His preliminary remarks are worth separate attention. He notes that scientists reporting global warming have come under attack for a supposed conspiracy to manufacture evidence of global warming. Vicious personal messages are sent to the principal scientists almost daily.
“The spiral into an almost surrealistic situation with ad hominem attacks on scientists may have originated in part with vested interests who do not want society to address climate change. But there is more than that – including honest, wishful thinking that climate change is not really happening. But wishing does not alter facts.”
He stoutly supports the work of scientists:
“The scientific method practically defines integrity… All scientists make honest mistakes, but the scientific method is designed to correct them. The skeptical nature of the scientific method causes conclusions to be reexamined as new data appears. Cases of deliberate fudging of data, of scientific fraud, are so rare that these infrequent episodes live in infamy for decades and even centuries.”

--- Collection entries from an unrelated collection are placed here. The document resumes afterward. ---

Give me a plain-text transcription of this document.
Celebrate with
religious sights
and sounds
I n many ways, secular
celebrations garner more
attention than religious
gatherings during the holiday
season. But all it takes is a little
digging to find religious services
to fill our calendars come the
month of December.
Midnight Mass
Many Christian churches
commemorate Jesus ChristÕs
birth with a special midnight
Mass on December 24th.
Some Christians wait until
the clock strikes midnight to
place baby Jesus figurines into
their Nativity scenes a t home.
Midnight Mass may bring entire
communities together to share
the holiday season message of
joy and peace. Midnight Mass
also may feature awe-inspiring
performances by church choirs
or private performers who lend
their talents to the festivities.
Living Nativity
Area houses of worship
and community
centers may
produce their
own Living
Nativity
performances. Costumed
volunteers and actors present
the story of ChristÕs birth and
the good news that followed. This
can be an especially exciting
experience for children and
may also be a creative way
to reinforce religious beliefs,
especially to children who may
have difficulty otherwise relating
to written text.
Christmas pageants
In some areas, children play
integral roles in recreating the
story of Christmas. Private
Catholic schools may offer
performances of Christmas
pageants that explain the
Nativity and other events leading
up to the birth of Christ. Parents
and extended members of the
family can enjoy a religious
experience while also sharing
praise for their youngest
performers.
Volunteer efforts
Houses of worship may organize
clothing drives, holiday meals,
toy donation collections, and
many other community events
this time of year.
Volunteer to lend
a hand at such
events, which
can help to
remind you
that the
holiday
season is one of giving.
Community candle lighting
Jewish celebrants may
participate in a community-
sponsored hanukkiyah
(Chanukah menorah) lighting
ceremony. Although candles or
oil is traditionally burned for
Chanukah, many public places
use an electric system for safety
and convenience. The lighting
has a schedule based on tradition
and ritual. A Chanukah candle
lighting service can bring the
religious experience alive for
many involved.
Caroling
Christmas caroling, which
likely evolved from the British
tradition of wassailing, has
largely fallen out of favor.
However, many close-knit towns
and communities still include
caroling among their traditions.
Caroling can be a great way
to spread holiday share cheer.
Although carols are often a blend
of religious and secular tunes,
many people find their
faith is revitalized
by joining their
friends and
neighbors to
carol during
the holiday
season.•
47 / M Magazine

He knows of no cases of fraud in analyses of global temperature measurements. In the face of unfounded accusations “our best approach is simply to continue to report our scientific results as clearly as possible.”
He thinks that most of the public continue to respect scientists for what they do and how they do it. I hope he’s right. Sometimes I think the forces of denial have taken on the aspect of a rampaging demonic power, against which the forces of quiet reason are for the time being ineffectual.